A good approach is to start with a short beard and see how it works for you. Then again, if you know you want to try a long beard (and you know you can pull it off), go for it. Otherwise, here are things to keep in mind.

Facial Hair Growth

If your facial hair grows slowly or is patchy, a longer beard is not for you. There are beard growth products like Beard Grow XL Facial Hair Supplement that purport to help your beard grow a bit fuller, but DNA is DNA, and there’s only so much you can do before butting up against its limitations.



If you are a three-button suit kind of guy, a short beard is for you, and maybe a medium-length beard will work, but chances are, a long beard will seem out of place on you. Perhaps you don’t care about that, and if so, more power to you. It’s worth considering what someone like your significant other might think, too. After all, she’s the one who has to look at it and kiss you through it.


Your Job

Sadly, this is a genuine concern for many men. There are jobs out there that prohibit beards, and there are places that will frown on longer beards. There are also practical things to think about. If you are a server in a restaurant, you probably can’t get away with a long, flowing beard while you are carrying plates of food and serving them to diners.



Different Beard Lengths & Styles

The longer your beard gets, the more you will have to pay attention to it. If you’re the kind of guy who doesn’t mind adding extra time to your morning routine to accommodate beard maintenance, then a longer beard won’t complicate things for you.

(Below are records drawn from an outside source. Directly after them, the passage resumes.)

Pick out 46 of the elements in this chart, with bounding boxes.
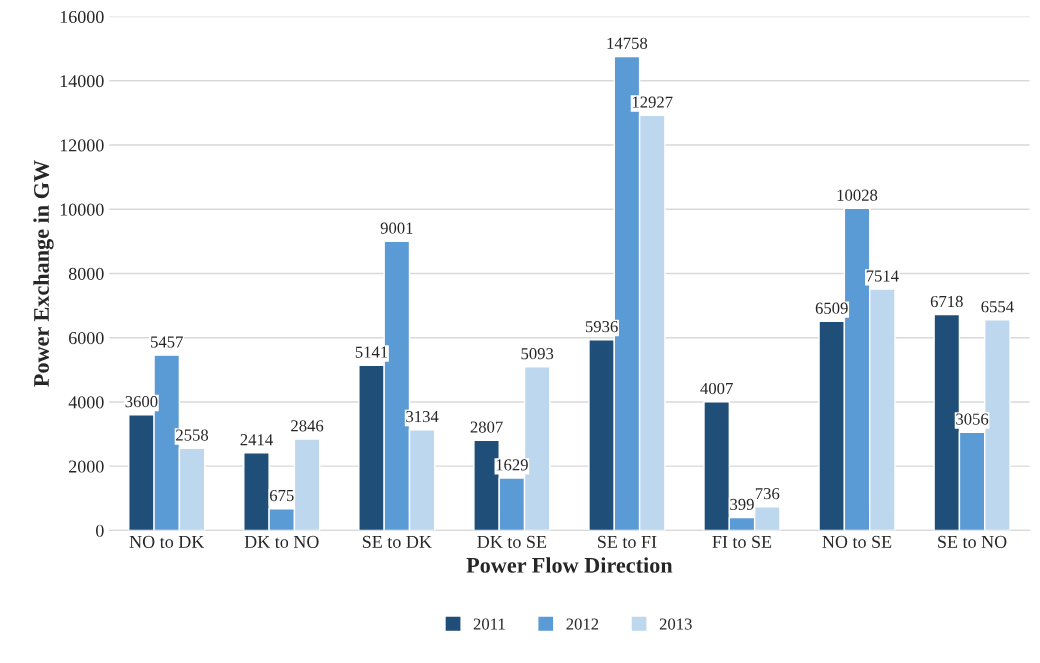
x-tick-label: SE to FI xyxy=(598,535,657,548)
data-label: 12927 xyxy=(632,96,673,108)
y-axis-title: Power Exchange in GW xyxy=(33,160,54,387)
x-tick-label: DK to NO xyxy=(244,535,319,548)
y-tick-label: 0 xyxy=(96,524,104,537)
y-tick-label: 6000 xyxy=(69,331,104,345)
x-axis-title: Power Flow Direction xyxy=(466,557,673,573)
legend-label: 2011 xyxy=(473,618,505,630)
data-label: 4007 xyxy=(700,382,733,395)
data-label: 9001 xyxy=(380,222,413,234)
data-label: 3600 xyxy=(125,395,158,408)
data-label: 6554 xyxy=(981,301,1014,313)
x-tick-label: NO to DK xyxy=(129,535,205,548)
y-tick-label: 2000 xyxy=(69,460,104,473)
data-label: 5936 xyxy=(585,321,618,333)
x-tick-label: NO to SE xyxy=(822,535,892,548)
data-label: 2414 xyxy=(240,434,273,446)
data-label: 2807 xyxy=(470,421,503,433)
y-tick-label: 14000 xyxy=(60,75,104,88)
y-tick-label: 12000 xyxy=(60,139,104,152)
data-label: 5457 xyxy=(151,336,183,348)
data-label: 1629 xyxy=(496,459,528,471)
data-label: 14758 xyxy=(607,37,648,49)
x-tick-label: SE to DK xyxy=(362,535,432,548)
data-label: 2846 xyxy=(291,420,324,432)
data-label: 675 xyxy=(269,489,294,502)
y-tick-label: 4000 xyxy=(68,396,104,409)
legend-label: 2013 xyxy=(659,618,692,630)
data-label: 6718 xyxy=(930,295,963,308)
y-tick-label: 16000 xyxy=(60,10,104,24)
data-label: 5141 xyxy=(355,346,388,358)
y-tick-label: 8000 xyxy=(68,267,104,280)
data-label: 2558 xyxy=(176,429,209,441)
legend-label: 2012 xyxy=(566,618,599,630)
x-tick-label: FI to SE xyxy=(712,535,772,548)
data-label: 3134 xyxy=(406,411,439,423)
data-label: 399 xyxy=(730,498,754,511)
data-label: 6509 xyxy=(815,302,848,314)
data-label: 10028 xyxy=(837,189,878,201)
data-label: 3056 xyxy=(956,413,989,425)
x-tick-label: SE to NO xyxy=(938,535,1007,548)
data-label: 7514 xyxy=(866,270,899,282)
data-label: 5093 xyxy=(521,348,554,360)
y-tick-label: 10000 xyxy=(60,203,104,216)
x-tick-label: DK to SE xyxy=(477,535,547,548)
data-label: 736 xyxy=(755,488,780,500)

Most men run a trimmer with a short (maybe 2.5mm) guard over their stubble beards once every 7 to 10 days. Since many women like the stubble look, and it’s the lowest-maintenance beard you can have, many men opt for this. Also, patchiness isn’t much of an issue.


Short Beards

A short, full beard needs trimming every couple of weeks (more if your beard grows faster than average). Start with a trimmer like Remington’s Crafter beard trimmer and a longer guard so you don’t cut anything too short. Depending on your face shape, you will want to use shorter (probably no shorter than 10mm) guards in different places to shape your beard just right. Short beards need maintenance, too, with something like Beard Guyz Beard Serum, a leave-in product that will help the hair in your beard stay healthy.


Medium-length Beards

Put away the trimmers and start using scissors. Once you have a medium-length beard, you’ve had a beard long enough to know the contours of your face and how they dictate the shape of your beard. Conditioning your beard becomes a necessity once you leave the short beard stage. Viking Revolution has a whole line of beard products, so you might start with something like their Beard Wash & Beard Conditioner Set,  but there are lots out there to choose from.


Long Beards

Washing, conditioning, straightening, and brushing are necessary to make a long beard look good. You’ll only use trimmers to clean up your cheeks and neckline, and scissors are for evening up the bottom. You’ll spend the most time with what you can find in Tame’s Easy Glide Beard Straightener Essentials Kit, which will give you a straightening comb, beard soap and balm, and a few other helpful goodies.